Similarly, Brooklyn, New York, private practitioner Isaac Tawil, DDS, is a highly sought after implantologist who often trains others, including specialists. His qualifications include diplomate with International Academy of Implant Dentistry, fellowships with the International Congress of Oral Implantology and the Advanced Dental Implant Academy, and an advanced periodontal training certificate from Harvard School of Dental Medicine.
Minichetti says specialist interest groups in some states have attempted to prevent GPs—including those with training such as his—from placing implants. For that reason, he is involved in AAID efforts to have its credentials recognized as a dental specialty, and to defend against litigation initiated by such groups. “Already the AAID has won lawsuits in Florida and California, and is currently involved in one in Texas,” he says.

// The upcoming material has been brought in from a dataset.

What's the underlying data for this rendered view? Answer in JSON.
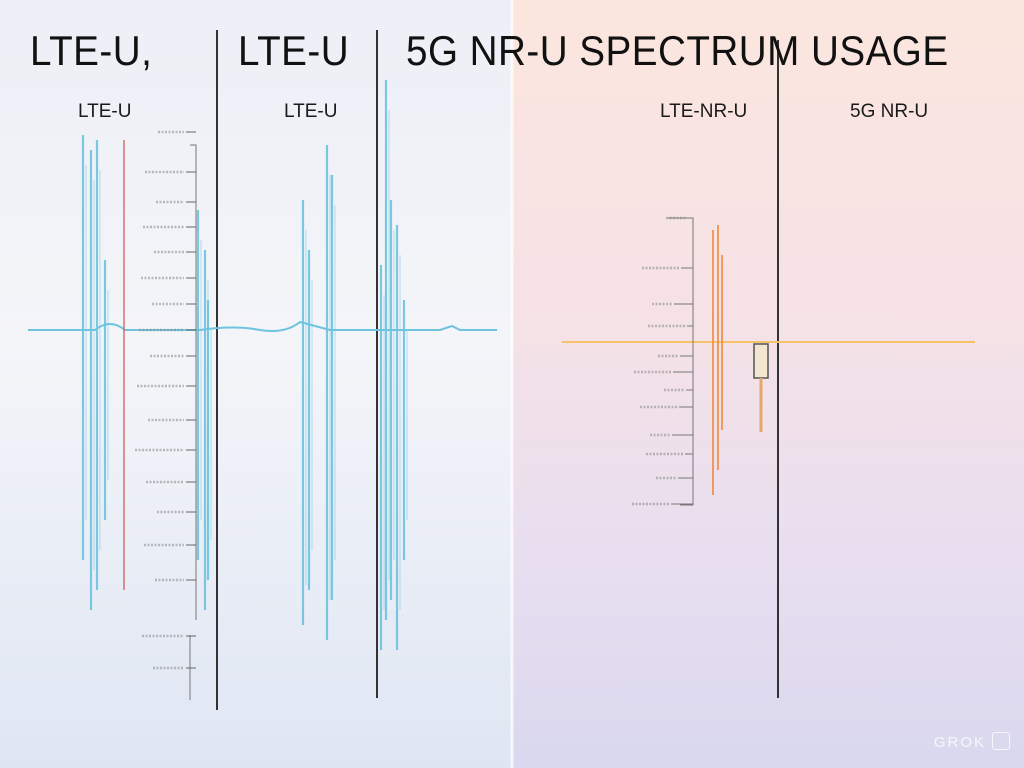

“Just because you’re a specialist doesn’t mean you know how to do implant dentistry,” he insists. “Both GPs and specialists need to refer appropriately, and it helps when those who have received the proper training can be tested to verify that they can perform implant procedures to a certain level. AAID is one group that provides bona fide testing.”
Tawil adds, “It is especially important for clinicians to acquire such credentials early on, because, without proper didactic training, you can have problems in today’s litigious society.”